An updated version of the weights analysis spreadsheet was uploaded to the Dahlquist Lab repository: https://github.com/kdahlquist/DahlquistLab/blob/master/data/Spring2017/15-gene_networks_analysis/Regulatory-Relationships_Six-Networks_BK20170313.xlsx. This version automates normalization of input edge weights to the singular maximum weight value (all networks) in the "Normalized Values" tab. This data is then used to generate a heat map akin to the one presented at the 2017 LMU Research Symposium, which can be viewed in the "Heat Map" tab.
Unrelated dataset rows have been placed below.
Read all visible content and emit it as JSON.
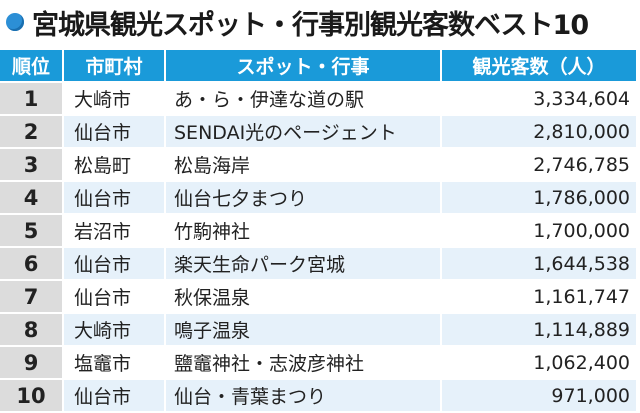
{
  "title": "宮城県観光スポット・行事別観光客数ベスト10",
  "colors": {
    "header": "#1a9ad9",
    "accent_dot": "#2c8fd6",
    "rank_cell": "#dcdcdc",
    "stripe": "#e6f1fa"
  },
  "table": {
    "headers": [
      "順位",
      "市町村",
      "スポット・行事",
      "観光客数（人）"
    ],
    "rows": [
      {
        "rank": "1",
        "city": "大崎市",
        "spot": "あ・ら・伊達な道の駅",
        "count": "3,334,604"
      },
      {
        "rank": "2",
        "city": "仙台市",
        "spot": "SENDAI光のページェント",
        "count": "2,810,000"
      },
      {
        "rank": "3",
        "city": "松島町",
        "spot": "松島海岸",
        "count": "2,746,785"
      },
      {
        "rank": "4",
        "city": "仙台市",
        "spot": "仙台七夕まつり",
        "count": "1,786,000"
      },
      {
        "rank": "5",
        "city": "岩沼市",
        "spot": "竹駒神社",
        "count": "1,700,000"
      },
      {
        "rank": "6",
        "city": "仙台市",
        "spot": "楽天生命パーク宮城",
        "count": "1,644,538"
      },
      {
        "rank": "7",
        "city": "仙台市",
        "spot": "秋保温泉",
        "count": "1,161,747"
      },
      {
        "rank": "8",
        "city": "大崎市",
        "spot": "鳴子温泉",
        "count": "1,114,889"
      },
      {
        "rank": "9",
        "city": "塩竈市",
        "spot": "鹽竈神社・志波彦神社",
        "count": "1,062,400"
      },
      {
        "rank": "10",
        "city": "仙台市",
        "spot": "仙台・青葉まつり",
        "count": "971,000"
      }
    ]
  }
}
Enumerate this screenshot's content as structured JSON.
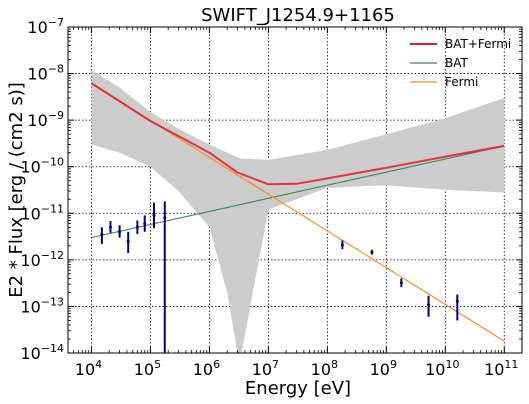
{
  "chart_data": {
    "type": "line",
    "title": "SWIFT_J1254.9+1165",
    "xlabel": "Energy [eV]",
    "ylabel": "E2 * Flux [erg / (cm2 s)]",
    "xscale": "log",
    "yscale": "log",
    "xlim": [
      4000,
      200000000000
    ],
    "ylim": [
      1e-14,
      1e-07
    ],
    "xticks": [
      {
        "base": "10",
        "exp": "4",
        "value": 10000
      },
      {
        "base": "10",
        "exp": "5",
        "value": 100000
      },
      {
        "base": "10",
        "exp": "6",
        "value": 1000000
      },
      {
        "base": "10",
        "exp": "7",
        "value": 10000000
      },
      {
        "base": "10",
        "exp": "8",
        "value": 100000000
      },
      {
        "base": "10",
        "exp": "9",
        "value": 1000000000
      },
      {
        "base": "10",
        "exp": "10",
        "value": 10000000000
      },
      {
        "base": "10",
        "exp": "11",
        "value": 100000000000
      }
    ],
    "yticks": [
      {
        "base": "10",
        "exp": "−14",
        "value": 1e-14
      },
      {
        "base": "10",
        "exp": "−13",
        "value": 1e-13
      },
      {
        "base": "10",
        "exp": "−12",
        "value": 1e-12
      },
      {
        "base": "10",
        "exp": "−11",
        "value": 1e-11
      },
      {
        "base": "10",
        "exp": "−10",
        "value": 1e-10
      },
      {
        "base": "10",
        "exp": "−9",
        "value": 1e-09
      },
      {
        "base": "10",
        "exp": "−8",
        "value": 1e-08
      },
      {
        "base": "10",
        "exp": "−7",
        "value": 1e-07
      }
    ],
    "grid": true,
    "legend_position": "top-right",
    "legend": [
      {
        "label": "BAT+Fermi",
        "color": "#e41a2c"
      },
      {
        "label": "BAT",
        "color": "#3a8a4f"
      },
      {
        "label": "Fermi",
        "color": "#f28e1c"
      }
    ],
    "series": [
      {
        "name": "BAT",
        "color": "#3a8a4f",
        "x": [
          10000,
          100000000000
        ],
        "y": [
          3e-12,
          2.8e-10
        ]
      },
      {
        "name": "Fermi",
        "color": "#f28e1c",
        "x": [
          10000,
          100000000000
        ],
        "y": [
          6e-09,
          1.8e-14
        ]
      },
      {
        "name": "BAT+Fermi",
        "color": "#e41a2c",
        "x": [
          10000,
          100000,
          1000000,
          3000000,
          10000000,
          30000000,
          100000000,
          1000000000,
          10000000000,
          100000000000
        ],
        "y": [
          6.2e-09,
          9.6e-10,
          2e-10,
          7.5e-11,
          4.2e-11,
          4.3e-11,
          5.6e-11,
          9.5e-11,
          1.65e-10,
          2.8e-10
        ]
      }
    ],
    "confidence_band": {
      "color": "#cccccc",
      "x": [
        10000,
        30000,
        100000,
        300000,
        1000000,
        2000000,
        3000000,
        3500000,
        3500000,
        10000000,
        100000000,
        1000000000,
        10000000000,
        100000000000
      ],
      "upper": [
        1.2e-08,
        5e-09,
        1.5e-09,
        6.5e-10,
        3e-10,
        2e-10,
        1.6e-10,
        1.5e-10,
        1.5e-10,
        1.4e-10,
        2.3e-10,
        5e-10,
        1.1e-09,
        3e-09
      ],
      "lower": [
        3e-10,
        2e-10,
        1e-10,
        3e-11,
        5e-12,
        2e-13,
        1e-14,
        1e-14,
        1e-14,
        1.2e-11,
        3.5e-11,
        4e-11,
        3.2e-11,
        2.8e-11
      ]
    },
    "data_points": {
      "color": "#00007f",
      "points": [
        {
          "x": 15000,
          "y": 3.5e-12,
          "ylo": 2.2e-12,
          "yhi": 5e-12
        },
        {
          "x": 21000,
          "y": 5e-12,
          "ylo": 3.8e-12,
          "yhi": 6.8e-12
        },
        {
          "x": 30000,
          "y": 4e-12,
          "ylo": 3e-12,
          "yhi": 5.5e-12
        },
        {
          "x": 42000,
          "y": 2.5e-12,
          "ylo": 1.4e-12,
          "yhi": 4e-12
        },
        {
          "x": 60000,
          "y": 5e-12,
          "ylo": 3.6e-12,
          "yhi": 7e-12
        },
        {
          "x": 80000,
          "y": 6e-12,
          "ylo": 4e-12,
          "yhi": 9e-12
        },
        {
          "x": 115000,
          "y": 9e-12,
          "ylo": 4.8e-12,
          "yhi": 1.7e-11
        },
        {
          "x": 175000,
          "y": 8e-12,
          "ylo": 1e-14,
          "yhi": 1.8e-11
        },
        {
          "x": 180000000,
          "y": 2.1e-12,
          "ylo": 1.7e-12,
          "yhi": 2.6e-12
        },
        {
          "x": 570000000,
          "y": 1.45e-12,
          "ylo": 1.3e-12,
          "yhi": 1.65e-12
        },
        {
          "x": 1800000000,
          "y": 3.2e-13,
          "ylo": 2.6e-13,
          "yhi": 4e-13
        },
        {
          "x": 5200000000,
          "y": 1.1e-13,
          "ylo": 6e-14,
          "yhi": 1.7e-13
        },
        {
          "x": 16000000000,
          "y": 1.3e-13,
          "ylo": 5e-14,
          "yhi": 1.8e-13
        }
      ]
    }
  }
}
bklein7 commented 7 years ago

The protocol for creating histograms and cumulative plots in SPSS to show the distribution of weighted regulatory weights in a network has been written: http://www.openwetware.org/wiki/Generating_Distribution_Charts_and_Cumulative_Plots_for_GRNmap_Weight_Values_in_SPSS. The link to this protocol has also been added to the 15-gene_networks_analysis folder's ReadMe file on the Dahlquist Lab repository: https://github.com/kdahlquist/DahlquistLab/tree/master/data/Spring2017/15-gene_networks_analysis.

kdahlquist commented 6 years ago

This looks like it has been completed to the state required at the end of last semester. We are going to end up re-doing some analyses with model runs on cleaned up GRNmap code. We can refer back here as needed when we need to run the analyses again.